At the Valley News, Cassidy was promoted in November from web editor to the top newsroom job, and that has led to the demise of the UV Index, the paper's web-only offshoot. Cassidy and night editor Amanda Newman founded the Index in July of 2017 and built a small but loyal audience. "A lot of people I saw coming to the Index were finding it outside of the [print] paper," said Cassidy. "There was some value in that. We got some new people to read the paper."

This month, Newman landed a job at the New York Times' editorial operation in Gainesville, Fla. That leaves no one to run the Index. "I don't see a way right now that it's coming back," said Cassidy. If nothing else, it was a creative effort to expand a newspaper's relevance in the digital age. And a fun read.

From three young women assuming leadership roles, we turn to three veteran women departing the scene. By the middle of this year, the top three executives at Canton, N.Y.-based North Country Public Radio — station manager Ellen Rocco, program director Jackie Sauter and news director Martha Foley — will have departed in a mutually planned exit.

"Jackie, Martha and I are the 'founding mothers,'" said Rocco. The three women have a combined tenure of 124 years at the station. Sauter retired at the end of December. Rocco and Foley will follow suit this summer.

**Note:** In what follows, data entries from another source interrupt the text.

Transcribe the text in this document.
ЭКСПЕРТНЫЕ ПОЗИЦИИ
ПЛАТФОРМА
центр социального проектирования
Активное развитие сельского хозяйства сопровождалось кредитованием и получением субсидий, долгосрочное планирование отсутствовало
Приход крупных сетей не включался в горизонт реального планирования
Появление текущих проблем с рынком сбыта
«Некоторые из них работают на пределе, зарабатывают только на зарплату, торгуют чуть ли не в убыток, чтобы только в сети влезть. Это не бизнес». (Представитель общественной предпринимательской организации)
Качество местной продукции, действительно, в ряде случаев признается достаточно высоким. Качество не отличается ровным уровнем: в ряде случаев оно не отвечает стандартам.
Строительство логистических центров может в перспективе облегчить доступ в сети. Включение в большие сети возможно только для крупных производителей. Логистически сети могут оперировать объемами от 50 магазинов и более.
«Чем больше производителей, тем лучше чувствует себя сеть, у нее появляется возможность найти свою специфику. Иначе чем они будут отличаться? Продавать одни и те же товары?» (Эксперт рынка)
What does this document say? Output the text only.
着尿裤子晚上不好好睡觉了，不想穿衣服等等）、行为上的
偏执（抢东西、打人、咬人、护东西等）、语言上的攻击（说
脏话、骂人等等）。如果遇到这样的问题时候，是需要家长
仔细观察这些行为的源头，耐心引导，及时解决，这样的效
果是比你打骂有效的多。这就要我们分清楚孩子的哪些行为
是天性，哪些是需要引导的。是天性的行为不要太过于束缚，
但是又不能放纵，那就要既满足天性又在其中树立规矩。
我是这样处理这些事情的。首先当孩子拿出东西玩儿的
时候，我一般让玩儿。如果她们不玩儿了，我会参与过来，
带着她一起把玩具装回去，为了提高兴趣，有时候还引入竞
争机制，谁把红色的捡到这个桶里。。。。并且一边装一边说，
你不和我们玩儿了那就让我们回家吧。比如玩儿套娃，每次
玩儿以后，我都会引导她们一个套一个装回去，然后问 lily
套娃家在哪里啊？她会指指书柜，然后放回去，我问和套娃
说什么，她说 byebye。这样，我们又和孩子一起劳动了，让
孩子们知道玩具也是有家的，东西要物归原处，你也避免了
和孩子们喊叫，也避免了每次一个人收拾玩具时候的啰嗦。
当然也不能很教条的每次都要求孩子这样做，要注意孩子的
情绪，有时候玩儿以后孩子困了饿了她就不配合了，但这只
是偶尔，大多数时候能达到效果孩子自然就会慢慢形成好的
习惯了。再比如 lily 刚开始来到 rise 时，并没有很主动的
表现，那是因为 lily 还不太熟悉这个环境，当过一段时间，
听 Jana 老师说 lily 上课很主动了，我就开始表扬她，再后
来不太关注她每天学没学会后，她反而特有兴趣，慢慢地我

"We intentionally structured our retirements to allow the next generation to retool and decide how to move forward," Rocco said. Assistant news director David Summerstein will succeed Foley; the other two positions will be filled after nationwide searches.

When Rocco arrived in 1980 as development director, there was only a single station — WSLU-FM. Now, NCPR has 34 transmitters that carry public radio programming up and down the mountains and across Lake Champlain to the Burlington area.

The founding mothers are leaving quite a legacy.